Niger : Après la mutinerie à Niamey, les raisons de la colère dans les rangs de l’armée
Au Niger, une journée calme s’est installée ce lundi 31 août à Niamey, après un week-end marqué par des tirs. Ces incidents ont débuté dans la nuit de vendredi à samedi et se sont poursuivis durant la journée de samedi. Des affrontements violents ont opposé des soldats mutins à la garde présidentielle, soutenue par les forces russes de l’Africa Corps. Aucun bilan officiel n’a été communiqué depuis, et le général Abdourahamane Tiani, à la tête du Conseil National de la Sauvegarde de la Patrie (CNSP), n’a pas fait de déclaration publique. Les autorités qualifient les événements de « mouvement d’humeur ». Les raisons précises de cette mutinerie demeurent floues.

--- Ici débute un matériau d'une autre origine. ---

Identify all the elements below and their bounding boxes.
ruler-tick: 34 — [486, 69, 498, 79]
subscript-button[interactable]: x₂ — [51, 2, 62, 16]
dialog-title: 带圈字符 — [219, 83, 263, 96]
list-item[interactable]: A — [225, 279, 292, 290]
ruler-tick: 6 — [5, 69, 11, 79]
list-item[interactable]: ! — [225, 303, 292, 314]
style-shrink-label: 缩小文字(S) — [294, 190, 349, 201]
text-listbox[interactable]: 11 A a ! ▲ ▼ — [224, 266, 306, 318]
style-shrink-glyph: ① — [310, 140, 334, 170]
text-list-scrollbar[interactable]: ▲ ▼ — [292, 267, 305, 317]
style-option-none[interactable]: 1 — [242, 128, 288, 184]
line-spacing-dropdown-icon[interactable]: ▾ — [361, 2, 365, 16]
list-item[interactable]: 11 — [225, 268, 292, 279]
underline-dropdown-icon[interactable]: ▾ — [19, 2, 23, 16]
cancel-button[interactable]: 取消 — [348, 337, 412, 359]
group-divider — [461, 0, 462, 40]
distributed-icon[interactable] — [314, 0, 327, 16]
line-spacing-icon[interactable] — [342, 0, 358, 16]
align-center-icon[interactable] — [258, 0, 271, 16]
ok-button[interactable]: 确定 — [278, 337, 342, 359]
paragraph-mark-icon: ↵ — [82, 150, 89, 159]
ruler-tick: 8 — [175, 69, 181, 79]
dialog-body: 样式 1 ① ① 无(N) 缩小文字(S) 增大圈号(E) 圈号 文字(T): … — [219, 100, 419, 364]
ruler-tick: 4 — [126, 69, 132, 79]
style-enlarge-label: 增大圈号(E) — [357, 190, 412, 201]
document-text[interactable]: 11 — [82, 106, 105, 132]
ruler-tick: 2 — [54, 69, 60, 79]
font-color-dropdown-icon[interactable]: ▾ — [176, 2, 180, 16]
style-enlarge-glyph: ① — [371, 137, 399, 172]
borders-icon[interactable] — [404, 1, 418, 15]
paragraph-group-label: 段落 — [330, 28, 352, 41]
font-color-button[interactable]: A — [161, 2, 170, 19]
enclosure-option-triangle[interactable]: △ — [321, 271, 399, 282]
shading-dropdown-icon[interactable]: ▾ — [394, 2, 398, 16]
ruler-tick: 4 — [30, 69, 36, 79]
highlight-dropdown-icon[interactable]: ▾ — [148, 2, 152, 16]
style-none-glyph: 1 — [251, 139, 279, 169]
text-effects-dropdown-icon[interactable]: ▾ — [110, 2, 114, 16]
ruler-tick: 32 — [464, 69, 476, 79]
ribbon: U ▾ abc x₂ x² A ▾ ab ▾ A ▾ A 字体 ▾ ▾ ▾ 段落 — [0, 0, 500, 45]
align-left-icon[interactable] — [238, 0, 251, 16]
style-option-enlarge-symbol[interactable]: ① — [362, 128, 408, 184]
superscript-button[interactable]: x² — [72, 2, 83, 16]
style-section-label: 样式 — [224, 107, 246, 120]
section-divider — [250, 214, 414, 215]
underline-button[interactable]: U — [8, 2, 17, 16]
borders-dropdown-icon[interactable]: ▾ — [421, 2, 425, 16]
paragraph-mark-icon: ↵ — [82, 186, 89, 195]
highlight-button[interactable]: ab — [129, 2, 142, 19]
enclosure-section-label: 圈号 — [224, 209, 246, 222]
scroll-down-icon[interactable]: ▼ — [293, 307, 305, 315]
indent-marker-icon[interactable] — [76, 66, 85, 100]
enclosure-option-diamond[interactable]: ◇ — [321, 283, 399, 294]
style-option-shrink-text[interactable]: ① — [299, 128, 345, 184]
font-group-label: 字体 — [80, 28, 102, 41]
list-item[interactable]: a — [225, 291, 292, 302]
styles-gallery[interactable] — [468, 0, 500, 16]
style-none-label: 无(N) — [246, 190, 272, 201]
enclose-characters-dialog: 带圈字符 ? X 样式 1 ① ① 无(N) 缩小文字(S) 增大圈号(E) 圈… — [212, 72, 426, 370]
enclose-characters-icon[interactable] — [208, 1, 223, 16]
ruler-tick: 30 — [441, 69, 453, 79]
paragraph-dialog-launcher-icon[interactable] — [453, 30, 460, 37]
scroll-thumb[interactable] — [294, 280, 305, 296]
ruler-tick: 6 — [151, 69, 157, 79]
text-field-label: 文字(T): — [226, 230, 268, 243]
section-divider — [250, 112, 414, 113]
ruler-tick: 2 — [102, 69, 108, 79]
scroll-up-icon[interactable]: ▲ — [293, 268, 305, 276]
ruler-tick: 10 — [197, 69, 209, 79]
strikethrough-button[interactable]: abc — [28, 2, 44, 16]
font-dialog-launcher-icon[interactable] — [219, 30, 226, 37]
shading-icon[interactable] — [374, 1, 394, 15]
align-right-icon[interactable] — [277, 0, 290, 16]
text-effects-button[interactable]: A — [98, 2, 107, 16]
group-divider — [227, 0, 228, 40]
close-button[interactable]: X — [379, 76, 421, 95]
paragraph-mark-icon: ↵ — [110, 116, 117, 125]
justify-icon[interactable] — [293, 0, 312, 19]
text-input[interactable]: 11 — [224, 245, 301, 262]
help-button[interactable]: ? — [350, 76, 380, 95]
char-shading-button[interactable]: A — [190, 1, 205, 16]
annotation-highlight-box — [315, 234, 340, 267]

Un observateur a déclaré que cette situation pourrait représenter la « pire crise » que le CNSP ait à gérer depuis son accession au pouvoir il y a trois ans. En l’absence de communication sur les revendications des mutins, plusieurs hypothèses émergent pour expliquer leur mécontentement. L’une d’elles évoque des affectations controversées : par exemple, le fils du ministre de la Défense, le général Mody, a été envoyé en stage à l’étranger, échappant ainsi à une zone de conflit.

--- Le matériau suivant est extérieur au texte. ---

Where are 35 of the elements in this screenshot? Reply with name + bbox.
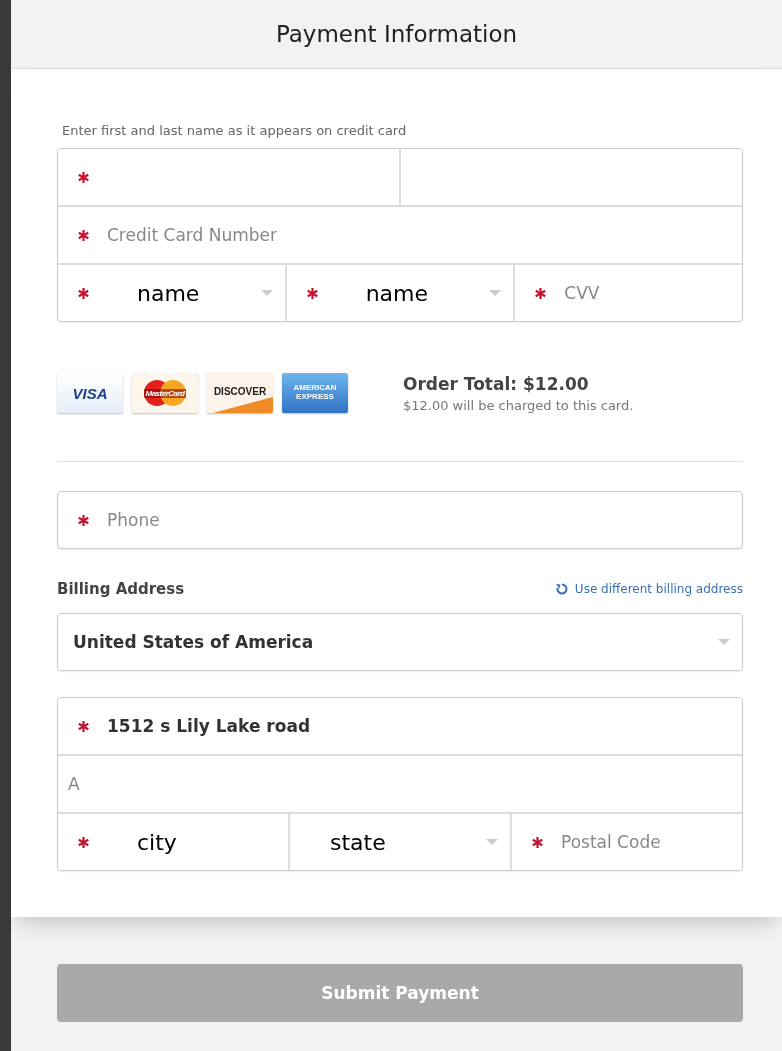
input-field[interactable]: Postal Code (510, 814, 742, 870)
card-logo: AMERICAN EXPRESS (282, 373, 348, 413)
select-field[interactable]: name (58, 265, 285, 321)
input-field[interactable]: CVV (513, 265, 742, 321)
page-title: Payment Information (275, 21, 518, 47)
name-hint: Enter first and last name as it appears on credit card (62, 123, 408, 138)
phone-field[interactable]: Phone (57, 491, 743, 549)
caret-icon (486, 839, 498, 845)
order-total: Order Total: $12.00 (403, 373, 590, 394)
select-field[interactable]: state (288, 814, 510, 870)
required-icon (78, 229, 89, 241)
billing-address-link[interactable]: Use different billing address (555, 582, 743, 596)
required-icon (78, 720, 89, 732)
country-select[interactable]: United States of America (57, 613, 743, 671)
charge-note: $12.00 will be charged to this card. (403, 397, 634, 413)
input-field[interactable]: 1512 s Lily Lake road (58, 698, 742, 754)
required-icon (535, 287, 547, 299)
billing-label: Billing Address (57, 580, 185, 598)
required-icon (78, 514, 89, 526)
refresh-icon (555, 583, 568, 595)
caret-icon (718, 639, 730, 645)
input-field[interactable]: Credit Card Number (58, 207, 742, 263)
required-icon (78, 171, 89, 183)
input-field[interactable]: A (58, 756, 742, 812)
required-icon (78, 287, 89, 299)
required-icon (532, 836, 543, 848)
required-icon (78, 836, 89, 848)
required-icon (306, 287, 318, 299)
input-field[interactable]: city (58, 814, 288, 870)
caret-icon (489, 290, 502, 296)
card-logo: MasterCard (132, 373, 198, 413)
caret-icon (260, 290, 273, 296)
card-logo: VISA (57, 373, 123, 413)
card-logo: DISCOVER (207, 373, 273, 413)
select-field[interactable]: name (284, 265, 514, 321)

Des sources indiquent également un ras-le-bol parmi les militaires engagés dans la lutte contre les groupes jihadistes, souvent mal équipés et manquant de soutien aérien, ce qui entraîne des pertes significatives. Les tensions entre la garde présidentielle et le reste de l’armée semblent se renforcer, comme en témoigne une cérémonie d’hommage organisée pour trois membres de la garde présidentielle, alors que des militaires tombés au front ne reçoivent pas les mêmes honneurs.
Les analystes craignent que d’autres mouvements de colère ne surgissent au sein de l’armée, d’autant plus que l’intervention des forces russes contre des soldats nigériens est mal perçue par certains militaires.